TRIBUNAL DE JUSTIÇA DO ESTADO DO PIAUÍ
ÓRGÃO JULGADOR : 1ª Câmara Especializada Criminal
RECURSO EM SENTIDO ESTRITO (426) No 0001582-18.2010.8.18.0031
RECORRENTE: ROBSON GOMES DA SILVA
Advogado(s) do reclamante: THIAGO ALEXANDRE CARNEIRO DA SILVA
RECORRIDO: PROCURADORIA GERAL DA JUSTICA DO ESTADO DO PIAUI, MINISTERIO PUBLICO DO ESTADO DO PIAUI
REPRESENTANTE: PROCURADORIA GERAL DA JUSTICA DO ESTADO DO PIAUI
RELATOR(A): MARIA DO ROSÁRIO DE FÁTIMA MARTINS LEITE DIAS – JUÍZA DE DIREITO CONVOCADA
EMENTA
RECURSO EM SENTIDO ESTRITO. HOMICÍDIO TENTADO. PRONÚNCIA. AUSÊNCIA DE ANIMUS NECANDI. DESCLASSIFICAÇÃO TÍPICA. LEGÍTIMA DEFESA. AUSÊNCIA DE COMPROVAÇÃO. IMPOSSIBILIDADE. RECURSO CONHECIDO E PARCIALMENTE PROVIDO.
1. Para a pronúncia do réu não basta comprovação do fato e indícios suficientes de autoria para que se pronuncie o réu.
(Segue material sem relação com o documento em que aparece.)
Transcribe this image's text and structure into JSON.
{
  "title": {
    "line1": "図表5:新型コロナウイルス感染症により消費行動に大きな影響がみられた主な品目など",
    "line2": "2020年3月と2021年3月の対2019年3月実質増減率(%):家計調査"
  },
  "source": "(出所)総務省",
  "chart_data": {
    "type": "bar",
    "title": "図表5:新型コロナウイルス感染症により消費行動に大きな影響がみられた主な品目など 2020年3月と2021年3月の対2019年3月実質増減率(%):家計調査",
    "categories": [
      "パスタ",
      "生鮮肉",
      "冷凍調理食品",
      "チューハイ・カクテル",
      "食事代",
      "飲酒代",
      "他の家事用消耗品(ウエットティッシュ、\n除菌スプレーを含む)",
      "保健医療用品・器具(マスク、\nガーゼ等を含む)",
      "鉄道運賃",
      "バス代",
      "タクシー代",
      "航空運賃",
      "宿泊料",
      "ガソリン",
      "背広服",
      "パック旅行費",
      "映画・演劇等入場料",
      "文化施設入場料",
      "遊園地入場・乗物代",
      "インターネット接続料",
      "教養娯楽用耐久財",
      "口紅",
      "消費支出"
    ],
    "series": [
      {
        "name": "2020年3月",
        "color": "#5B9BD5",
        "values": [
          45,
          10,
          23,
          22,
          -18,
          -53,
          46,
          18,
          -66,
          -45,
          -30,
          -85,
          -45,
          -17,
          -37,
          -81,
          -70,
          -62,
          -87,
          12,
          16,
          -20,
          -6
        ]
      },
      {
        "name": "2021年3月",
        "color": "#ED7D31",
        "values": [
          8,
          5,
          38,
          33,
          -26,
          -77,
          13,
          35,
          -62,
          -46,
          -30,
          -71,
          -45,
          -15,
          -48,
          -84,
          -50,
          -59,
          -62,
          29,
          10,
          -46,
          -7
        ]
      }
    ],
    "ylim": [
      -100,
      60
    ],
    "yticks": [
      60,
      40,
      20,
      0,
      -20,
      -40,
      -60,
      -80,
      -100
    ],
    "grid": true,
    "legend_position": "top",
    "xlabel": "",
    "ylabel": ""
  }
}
É imprescindível a presença do animus necandi, ou seja, a intenção de matar para demonstrar a ocorrência do crime doloso contra a vida. Assim, ante a ausência de elementos mínimos, como o laudo pericial, depoimento da vítima ou depoimento das testemunhas, entendo que a medida a ser adotada deve ser a de desclassificação do tipo penal imputado ao réu para lesão corporal grave, prevista no artigo 129 §1º, II.
2. Não restou incontroverso que o recorrente teria agido nos estritos limites da legítima defesa ou ainda se teria havido excesso de sua parte. Desta forma, não havendo prova cabal e irrefutável da prática da conduta sob legítima defesa, não há como se admitir de plano a excludente neste momento processual, para fins de absolvição sumária.
3. Recurso conhecido e parcialmente provido, em dissonância com o parecer ministerial superior.
ACÓRDÃO
Acordam os componentes da Egrégia 1ª Câmara Especializada Criminal do Tribunal de Justiça do Estado do Piauí, à unanimidade, dou parcial provimento ao recurso em sentido estrito, somente para desclassificar a imputação de homicídio qualificado para lesão corporal grave, determinando a remessa dos autos ao Juízo competente, bem como deverá ser expedido alvará de soltura clausulado, na origem, se por outro processo não estiver preso, na forma do voto do(a) Relator(a).
RELATÓRIO
Trata-se de Recurso em Sentido Estrito interposto por ROBSON GOMES DA SILVA, por meio de seu advogado, em face da sentença de pronúncia proferida nos autos do Processo n°. 0001582-18.2010.8.18.0031 pelo MM JUIZ DE DIREITO DA 1º VARA CRIMINAL DA COMARCA DE PARNAÍBA movida pelo MINISTÉRIO PÚBLICO, ora Recorrido.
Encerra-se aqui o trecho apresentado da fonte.